Illinois Supreme Court Rule 215 • Rule 215. Physical and mental examination of parties and

other persons (a) Notice; Motion; Order. In any action in which the physical or mental condition of a party or of a person in the party’s custody or legal control is in controversy, the court upon notice and on motion made within a reasonable time before trial, may order such party to submit to a physical or mental examination by a licensed professional in a discipline related to the physical or mental condition which is involved….

STATUTES RELATING TO THE ADMISSIBILITY OF CHILD HEARSAY STATEMENTS

• 750 ILCS 5/606(e)

• 735 ILCS 5/8-2601

750 ILCS 5/606 • § 606. Hearings (e) Previous statements made by the child relating to any allegations that the child is an abused or neglected child within the meaning of the Abused and Neglected Child Reporting Act, or an abused or neglected minor within the meaning of the Juvenile Court Act of 1987, shall be admissible in evidence in a hearing concerning custody of or visitation with the child. No such statement, however, if uncorroborated and not subject to cross examination, shall be sufficient in itself to support a finding of abuse or neglect.
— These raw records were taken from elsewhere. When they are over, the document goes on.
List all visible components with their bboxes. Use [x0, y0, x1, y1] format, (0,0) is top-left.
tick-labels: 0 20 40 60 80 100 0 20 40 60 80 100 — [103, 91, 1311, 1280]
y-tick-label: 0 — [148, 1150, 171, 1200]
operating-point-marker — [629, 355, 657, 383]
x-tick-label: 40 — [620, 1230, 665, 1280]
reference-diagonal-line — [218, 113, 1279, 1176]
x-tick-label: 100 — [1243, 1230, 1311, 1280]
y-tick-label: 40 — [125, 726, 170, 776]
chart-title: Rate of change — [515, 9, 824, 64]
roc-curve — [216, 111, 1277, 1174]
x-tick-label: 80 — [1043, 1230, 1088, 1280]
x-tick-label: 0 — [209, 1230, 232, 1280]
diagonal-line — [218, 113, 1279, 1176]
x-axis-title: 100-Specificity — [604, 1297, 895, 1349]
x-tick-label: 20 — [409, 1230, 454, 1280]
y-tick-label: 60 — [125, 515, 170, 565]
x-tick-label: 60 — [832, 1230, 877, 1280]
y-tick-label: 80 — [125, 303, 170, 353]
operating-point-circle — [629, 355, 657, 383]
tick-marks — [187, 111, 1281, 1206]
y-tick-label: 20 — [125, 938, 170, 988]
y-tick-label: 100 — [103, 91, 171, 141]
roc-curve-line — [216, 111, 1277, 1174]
735 ILCS 5/8-2601 • § 8-2601. Admissibility of evidence, Out of court statements; Child

abuse (a) An out-of-court statement made by a child under the age of 13 describing any act of child abuse or any conduct involving an unlawful sexual act performed in the presence of, with, by, or on the declarant child, or testimony by such of an out-of-court statement made by such child that he or she complained of such acts to another, is admissible in any civil proceeding; if: (1) the court conducts a hearing outside the presence of the jury and finds that the time, content, and circumstances of the statement provide sufficient safeguards of reliability; and (2) the child either: (i) testifies at the proceeding; or (ii) is unavailable as a witness and there is corroborative evidence of the act which is the subject of the statement. (b) (c) The proponent of the statement shall give the adverse party reasonable notice of an intention to offer the statement and the particulars of the statement.